Esta adaptación animada de las novelas juveniles de Deborah Ellis intenta reflejar la realidad de la Afganistán controlada por los talibanes
La mejor amiga de la joven protagonista de El pan de la guerra, Shauzia, lleva siempre consigo la postal de una playa paradisíaca que, para ella, representa la esperanza de una vida mejor, de una salida para esa existencia asfixiante, casi distópica, que llevan en la Afganistán controlada por los talibanes.
Precisamente, la directora del largometraje, Nora Twomey, hace girar la película en tornos a esos pequeños rayos de luz que marcan el día a día de su heroína Parvana para dejar respirar todo el dolor, todo el desaliento, que acumula la historia de su familia…

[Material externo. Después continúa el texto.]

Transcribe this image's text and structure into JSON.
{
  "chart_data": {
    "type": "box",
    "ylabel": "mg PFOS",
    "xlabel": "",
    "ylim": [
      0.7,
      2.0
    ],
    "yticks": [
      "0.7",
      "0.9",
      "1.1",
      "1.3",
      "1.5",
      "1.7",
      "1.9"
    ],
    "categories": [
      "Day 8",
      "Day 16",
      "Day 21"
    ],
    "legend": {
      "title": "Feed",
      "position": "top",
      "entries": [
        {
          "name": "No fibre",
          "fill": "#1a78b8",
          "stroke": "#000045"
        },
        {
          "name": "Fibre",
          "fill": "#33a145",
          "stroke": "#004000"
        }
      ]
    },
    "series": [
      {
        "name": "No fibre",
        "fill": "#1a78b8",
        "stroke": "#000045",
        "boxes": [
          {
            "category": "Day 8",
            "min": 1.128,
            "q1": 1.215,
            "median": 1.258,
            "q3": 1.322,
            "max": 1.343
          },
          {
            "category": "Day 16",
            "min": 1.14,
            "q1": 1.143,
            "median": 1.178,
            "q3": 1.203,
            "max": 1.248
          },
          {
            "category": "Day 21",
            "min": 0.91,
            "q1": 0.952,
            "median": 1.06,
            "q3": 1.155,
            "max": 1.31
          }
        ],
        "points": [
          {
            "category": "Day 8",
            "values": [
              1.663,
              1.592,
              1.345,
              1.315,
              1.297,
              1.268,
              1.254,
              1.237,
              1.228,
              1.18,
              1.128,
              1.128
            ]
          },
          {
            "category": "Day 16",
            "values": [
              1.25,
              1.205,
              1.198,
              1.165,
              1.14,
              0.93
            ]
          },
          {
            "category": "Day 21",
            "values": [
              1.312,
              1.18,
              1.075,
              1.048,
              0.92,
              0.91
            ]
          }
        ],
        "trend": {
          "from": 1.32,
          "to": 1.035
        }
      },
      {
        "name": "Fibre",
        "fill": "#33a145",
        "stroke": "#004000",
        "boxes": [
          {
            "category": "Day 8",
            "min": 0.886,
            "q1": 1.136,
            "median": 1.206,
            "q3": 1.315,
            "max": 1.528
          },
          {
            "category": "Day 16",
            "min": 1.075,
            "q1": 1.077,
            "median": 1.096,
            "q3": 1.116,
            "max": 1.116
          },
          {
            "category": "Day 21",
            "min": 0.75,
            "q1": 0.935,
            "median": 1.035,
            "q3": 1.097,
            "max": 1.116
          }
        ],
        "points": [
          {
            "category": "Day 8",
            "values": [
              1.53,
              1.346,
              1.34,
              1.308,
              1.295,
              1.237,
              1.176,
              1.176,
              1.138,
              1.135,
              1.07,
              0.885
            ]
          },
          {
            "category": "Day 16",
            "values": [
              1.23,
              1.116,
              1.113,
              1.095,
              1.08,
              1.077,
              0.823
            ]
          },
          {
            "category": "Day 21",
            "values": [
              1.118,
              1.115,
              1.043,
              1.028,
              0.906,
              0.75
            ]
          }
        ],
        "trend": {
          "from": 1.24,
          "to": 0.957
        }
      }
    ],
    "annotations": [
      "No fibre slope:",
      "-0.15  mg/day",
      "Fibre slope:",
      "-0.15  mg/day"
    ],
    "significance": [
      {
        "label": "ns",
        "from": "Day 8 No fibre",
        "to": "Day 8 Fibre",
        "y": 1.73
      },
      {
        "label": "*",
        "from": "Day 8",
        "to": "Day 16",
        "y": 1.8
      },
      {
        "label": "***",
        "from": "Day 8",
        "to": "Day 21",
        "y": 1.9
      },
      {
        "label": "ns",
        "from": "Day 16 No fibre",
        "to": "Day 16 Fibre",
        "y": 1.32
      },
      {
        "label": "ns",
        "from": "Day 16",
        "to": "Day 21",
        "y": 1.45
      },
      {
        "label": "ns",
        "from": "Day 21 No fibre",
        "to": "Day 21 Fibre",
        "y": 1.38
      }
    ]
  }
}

Estas, durante gran parte del metraje, toman la forma del cuento fantástico –dotado de un planteamiento visual diferente del resto del filme a través de la técnica del cut-out, típica de la animación soviética de mediados del siglo XX– que aquélla le narra de forma fragmentada a su hermano pequeño, Zaki, para consolarle y (re)conectar con esa inocencia infantil que ella, poco a poco, está perdiendo a base de golpes de la intolerante sociedad que le rodea.
Twomey centra la acción, salvo en casos puntuales, en unos pocos escenarios –coloreados, además, en tonos grisáceos, desvaídos, que contrastan con la riqueza de texturas de la historia imaginada por la protagonista– que le permiten transmitir al espectador la creciente sensación de opresión que se va adueñando del día a día de Parvana.
Que, para proveer a su familia tras el encarcelamiento de su padre Nurullah, tenga que vestirse de niño y, por lo tanto, cortarse el pelo, no es solamente una renuncia a su feminidad, sino también un proceso de pérdida de su propia identidad –es importante señalar que, en algunas culturas islámicas, las cabelleras largas y frondosas se consideran signo de belleza– que le lleva incluso a responder a un nombre que no es el suyo, Aatish.
Precisamente el progenitor de Parvana representa la antítesis de lo que refleja Idrees, ese antiguo alumno que le traiciona y que se deja llevar en varios momentos por la rabia: lo mejor de toda la tradición cultural musulmana, con toda esa riqueza intelectual y científica que desarrollaron durante siglos –y que Nurullah resume en las historias que le cuenta a su hija mientras intentan vender algunas de sus pertenencias–, hasta que, precisamente, los conflictos bélicos, los nacionalismos y la ambición desmedida de unos cuantos exacerbó fanatismos e intolerancias.
Aboga Twomey, pues, por no olvidar ni deformar el auténtico espíritu de las tradiciones culturales y religiosas, pero sobre todo por el valor de la educación y de la curiosidad intelectual como antídoto contra la intransigencia.
Hay, desde luego, mucha dureza en las imágenes de El pan de la guerra –por otro lado, en absoluto gratuitas: tanto la autora de los libros originales, Deborah Ellis, como Twomey se reunieron con mujeres afganas para recoger sus recuerdos de la época de los talibanes–, pero también una gran belleza y una serenidad en la narración que nace de la experiencia de la directora en anteriores producciones de Cartoon Saloon, como El secreto del libro de Kells o La canción del mar.
La imaginación desatada de aquéllas se ha transformado aquí en una mirada mucho más a ras de suelo, más realista, que no por eso renuncia a proyectar un pequeño rayo de luz sobre la negrura de nuestro presente.